The scheme is a convoluted one, and so Anderson has broken it up for our benefit into the quaintest of parcels: individual shoeboxes, real objects glimpsed in the film that also delineate the film’s location-hopping chapters. Zsa-zsa, Liesl, and Michael Cera’s Bjorn — a Norwegian tutor the tycoon has employed — work their way through each of them, dodging a few more assassination attempts in the process. These sections form the bulk of the film, but do little more than provide a few droll chuckles and pad out its credits. Tom Hanks, Bryan Cranston, Jeffrey Wright, Matthieu Amalric, and Scarlett Johansson do help invigorate Phoenician Scheme‘s overlong middle section, but Zsa-zsa’s extended escapades get a little tiresome by around Shoebox 3 ½.
However, the film’s antics-heavy second act is given some profundity by the growing romantic tension between Bjorn and Liesl, some supernatural intercuts, and a gradually deepening dynamic between del Toro and Threapleton’s characters. Though it’s breadcrumbed a little too sparsely throughout the movie’s caper portion, Anderson returns to the same theme here that’s always guarded his movies against style-over-substance complaints: the transcendence of love. As it turns out, Bjorn isn’t who he says he is, Liesl isn’t quite as sure of herself as she seems, and nor is Zsa-zsa as cold-hearted as he’d like to appear.
The film’s one sly gut-punch of emotion (as much an Andersonian hallmark as his immaculate mise-en-scène) comes by way of its father-daughter dynamic. After each foiled assassination attempt, Zsa-zsa experiences a black-and-white vision of life after death — sobering glimpses at his legacy that make him more amenable to Liesl’s moralising influence back on earth. His gradual softening is touching to witness, and Threapleton deepens the overall effect by signalling similar vulnerability underneath Liesl’s rather severe manner.

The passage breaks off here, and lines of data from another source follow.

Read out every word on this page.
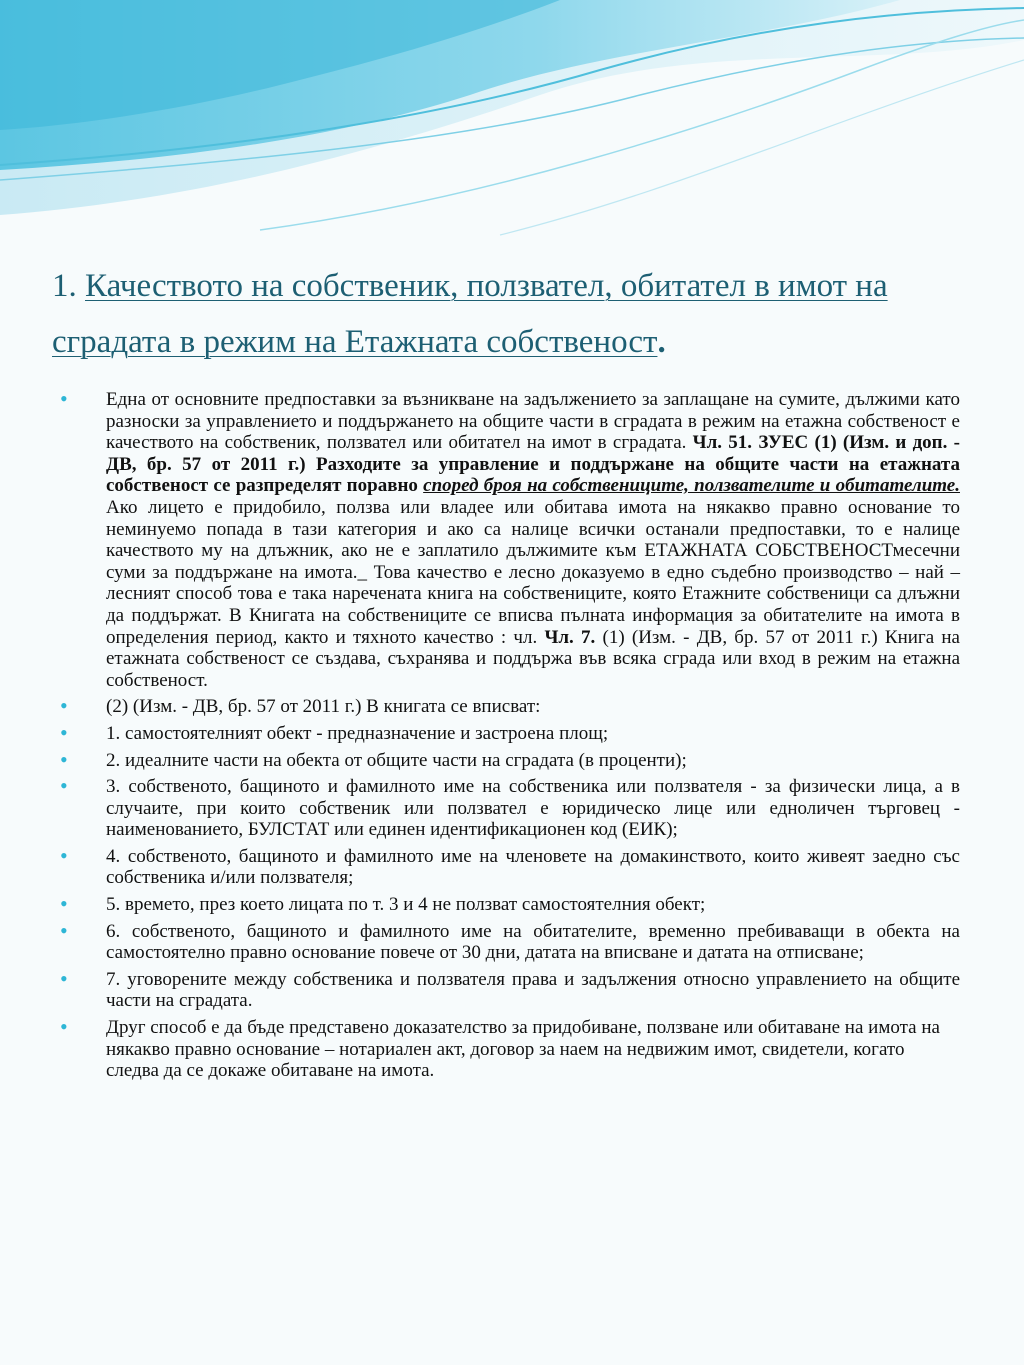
1. Качеството на собственик, ползвател, обитател в имот на сградата в режим на Етажната собственост.
• Една от основните предпоставки за възникване на задължението за заплащане на сумите, дължими като разноски за управлението и поддържането на общите части в сградата в режим на етажна собственост е качеството на собственик, ползвател или обитател на имот в сградата. Чл. 51. ЗУЕС (1) (Изм. и доп. - ДВ, бр. 57 от 2011 г.) Разходите за управление и поддържане на общите части на етажната собственост се разпределят поравно според броя на собствениците, ползвателите и обитателите. Ако лицето е придобило, ползва или владее или обитава имота на някакво правно основание то неминуемо попада в тази категория и ако са налице всички останали предпоставки, то е налице качеството му на длъжник, ако не е заплатило дължимите към ЕТАЖНАТА СОБСТВЕНОСТмесечни суми за поддържане на имота._ Това качество е лесно доказуемо в едно съдебно производство – най – лесният способ това е така наречената книга на собствениците, която Етажните собственици са длъжни да поддържат. В Книгата на собствениците се вписва пълната информация за обитателите на имота в определения период, както и тяхното качество : чл. Чл. 7. (1) (Изм. - ДВ, бр. 57 от 2011 г.) Книга на етажната собственост се създава, съхранява и поддържа във всяка сграда или вход в режим на етажна собственост.
• (2) (Изм. - ДВ, бр. 57 от 2011 г.) В книгата се вписват:
• 1. самостоятелният обект - предназначение и застроена площ;
• 2. идеалните части на обекта от общите части на сградата (в проценти);
• 3. собственото, бащиното и фамилното име на собственика или ползвателя - за физически лица, а в случаите, при които собственик или ползвател е юридическо лице или едноличен търговец - наименованието, БУЛСТАТ или единен идентификационен код (ЕИК);
• 4. собственото, бащиното и фамилното име на членовете на домакинството, които живеят заедно със собственика и/или ползвателя;
• 5. времето, през което лицата по т. 3 и 4 не ползват самостоятелния обект;
• 6. собственото, бащиното и фамилното име на обитателите, временно пребиваващи в обекта на самостоятелно правно основание повече от 30 дни, датата на вписване и датата на отписване;
• 7. уговорените между собственика и ползвателя права и задължения относно управлението на общите части на сградата.
• Друг способ е да бъде представено доказателство за придобиване, ползване или обитаване на имота на някакво правно основание – нотариален акт, договор за наем на недвижим имот, свидетели, когато следва да се докаже обитаване на имота.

There is eventual poignancy to be found in The Phoenician Scheme, but it’s also not the kind of film that rewards thinking about too much. Anderson is clearly enamoured by the kind of figure Zsa-zsa cuts, and is hell-bent on trying to redeem him. By the movie’s end, it’s clear he feels this has been achieved, but it only takes a little post-credits reflection to burst his bubble: there are real and deeply horrible things churned up in the film’s backdrop, and the assumption that you can evoke and then plaster over all that exploitation with a father-daughter reunion is naive at best. But even if you excuse Anderson his boyishly ahistoric romanticism — to be fair, he’s never made anything that would lead us to expect anything different — the film is too much of an exercise in shenanigans to give it real poignancy. In short, emotionally, it’s something Anderson’s visual compositions have never been accused of being: asymmetric.